Autobiografia che va letta sia come brillante testimonianza di una personalità dagli aspetti geniali e inaspettati, così vistosamente statunitensi, anche nel rapporto contraddittorio con la tradizione colta europea, sia come spaccato storico che dall'epopea freak, di cui Zappa è stato indiscusso ma non omologato protagonista, porta agli ineffabili anni '80.
Inoltre, per la gioia delle vostre orecchie, qui potete scaricarvi 123 bellissimi assoli zappiani.
Qualche
Storiella sulla Chitarra
Mio
padre teneva la sua chitarra dell’università chiusa nello
sgabuzzino e ogni tanto ci giravo attorno, senza riuscire a capire
come farla funzionare. Ai miei occhi non aveva senso: quando la
toccavo non mi faceva sentire bene. Un giorno mio
fratello più piccolo, Bobby, prese a un’asta una chitarra da
cowboy con i tagli a f e il cavigliere arcuato per un dollaro e mezzo
e solo allora cominciai a suonarla.
In
quel periodo ero interessato al R&B. Mi piaceva il suono degli
assoli di chitarra blues ma la chitarra non era lo strumento
principale nella maggior parte dei dischi di allora; la parte del
leone toccava al sassofono. Aspettavo sempre i dischi con gli assoli
di chitarra ma erano troppo brevi. lo volevo suonare il
mio assolo, e anche LUNGO, così imparai a suonare da me, senza
preoccuparmi di capire gli accordi; mi bastavano certi passaggi
blues.
Stilisticamente
il mio approccio è simile a quello di Guitar Slim, musicista
blues della metà degli anni ’50, che pubblicò dischi per la
Specialty (ascoltatevi l'assolo in Story Of My Life)
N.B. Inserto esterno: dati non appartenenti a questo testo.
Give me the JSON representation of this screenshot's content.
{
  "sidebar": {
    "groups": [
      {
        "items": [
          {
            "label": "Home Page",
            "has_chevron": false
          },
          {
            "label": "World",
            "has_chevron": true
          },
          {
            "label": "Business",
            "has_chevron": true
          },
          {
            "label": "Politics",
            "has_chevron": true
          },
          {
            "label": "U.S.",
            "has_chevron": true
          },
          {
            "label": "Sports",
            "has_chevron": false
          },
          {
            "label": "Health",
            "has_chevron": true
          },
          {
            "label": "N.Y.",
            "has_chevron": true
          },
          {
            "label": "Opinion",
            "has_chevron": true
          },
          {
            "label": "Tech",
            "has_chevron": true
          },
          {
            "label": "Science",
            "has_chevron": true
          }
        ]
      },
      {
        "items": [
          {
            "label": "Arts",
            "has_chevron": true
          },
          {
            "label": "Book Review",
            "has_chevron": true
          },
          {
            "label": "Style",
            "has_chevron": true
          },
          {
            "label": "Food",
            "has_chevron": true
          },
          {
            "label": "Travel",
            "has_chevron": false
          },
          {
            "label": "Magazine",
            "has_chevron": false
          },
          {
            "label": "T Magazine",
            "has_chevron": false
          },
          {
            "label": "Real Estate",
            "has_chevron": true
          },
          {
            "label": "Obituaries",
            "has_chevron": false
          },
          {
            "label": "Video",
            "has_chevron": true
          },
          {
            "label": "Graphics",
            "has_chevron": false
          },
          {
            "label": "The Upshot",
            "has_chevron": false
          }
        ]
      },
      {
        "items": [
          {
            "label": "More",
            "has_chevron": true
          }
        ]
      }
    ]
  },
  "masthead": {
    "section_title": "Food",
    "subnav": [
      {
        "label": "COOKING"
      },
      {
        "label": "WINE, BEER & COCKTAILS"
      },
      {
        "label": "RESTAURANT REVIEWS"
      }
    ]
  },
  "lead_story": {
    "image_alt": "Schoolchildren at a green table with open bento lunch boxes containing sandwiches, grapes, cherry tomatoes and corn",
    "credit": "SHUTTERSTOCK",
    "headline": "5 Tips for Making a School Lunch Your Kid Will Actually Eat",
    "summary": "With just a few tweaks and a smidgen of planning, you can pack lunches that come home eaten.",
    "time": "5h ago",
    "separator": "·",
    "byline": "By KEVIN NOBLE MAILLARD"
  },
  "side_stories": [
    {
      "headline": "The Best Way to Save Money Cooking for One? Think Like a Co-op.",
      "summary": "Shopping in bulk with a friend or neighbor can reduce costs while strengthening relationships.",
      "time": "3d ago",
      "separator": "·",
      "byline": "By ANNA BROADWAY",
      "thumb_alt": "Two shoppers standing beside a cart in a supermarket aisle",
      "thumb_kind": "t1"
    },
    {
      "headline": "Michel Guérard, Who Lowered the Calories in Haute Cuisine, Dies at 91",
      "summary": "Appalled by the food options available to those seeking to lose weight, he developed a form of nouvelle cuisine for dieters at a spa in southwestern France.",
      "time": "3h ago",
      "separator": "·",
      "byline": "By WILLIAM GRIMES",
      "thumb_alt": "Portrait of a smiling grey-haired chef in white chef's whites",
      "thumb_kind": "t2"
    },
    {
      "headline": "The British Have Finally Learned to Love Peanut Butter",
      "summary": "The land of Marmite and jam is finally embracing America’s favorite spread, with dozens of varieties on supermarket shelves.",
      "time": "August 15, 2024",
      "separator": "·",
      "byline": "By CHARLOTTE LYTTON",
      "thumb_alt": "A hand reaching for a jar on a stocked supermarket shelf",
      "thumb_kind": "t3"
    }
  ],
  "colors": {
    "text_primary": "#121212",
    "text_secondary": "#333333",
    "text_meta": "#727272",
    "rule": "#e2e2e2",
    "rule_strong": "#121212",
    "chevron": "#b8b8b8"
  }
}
fino al giorno in cui qualcuno lo pugnalò a morte con un coltello
da ghiaccio. La prima volta che lo sentii, pensai: “Che cazzo
sta facendo? Ma è veramente incazzato quando suona". Il
suo stile infatti sembrava oltre le note, era più un modo d'essere
che una tecnica allo strumento. Quel che ne veniva fuori non era la
somma totale di certe altezze contro certi accordi contro certi
ritmi: al mio orecchio era ben altro.
Oltre
a questo modo
d'essere, Guitar Slim era anche il primo
esempio, per quanto possa ricordare, di chitarra elettrica DISTORTA
su disco. Non posso dire di suonare proprio come lui, però quel suo
modo maciulla-strangola chitarra ha avuto molta influenza sullo
sviluppo del mio stile. Le altre due influenze che riconosco sono
Johnny “Guitar" Watson e Clarence “Gatemouth"
Brown.
Io
non sono un chitarrista virtuoso, perché un virtuoso può suonare DI
TUTTO mentre io non ce la faccio. So suonare solo quello che
conosco, tanto da aver perfezionato una destrezza manuale che
mi permette di far capire bene che cosa suono, anche se con il tempo
la cosa si è deteriorata.
Con il gruppo del 1988 non avevo molta
chitarra da suonare nello spettacolo perché l’attenzione era
concentrata sugli arrangiamenti dei fiati e sulle voci. Non dovevo
suonare assoli di un quarto d'ora. A dire il vero, anzi, per quel
genere di cose non c’è neppure più molto mercato, visto che
l’interesse del pubblico si è ristretto a circa otto battute.
durante le quali ci si aspetta che tu riesca a suonare tutte le note
che conosci.
Negli
anni ’80 il concetto di assolo di chitarra rock si
è ridotto praticamente a questa formula: na-na-na-na-na,
fai una faccia, tieni la chitarra come se
fosse l’uccello, puntata verso il cielo
e appari come se VERAMENTE STESSI FACENDO QUALCOSA.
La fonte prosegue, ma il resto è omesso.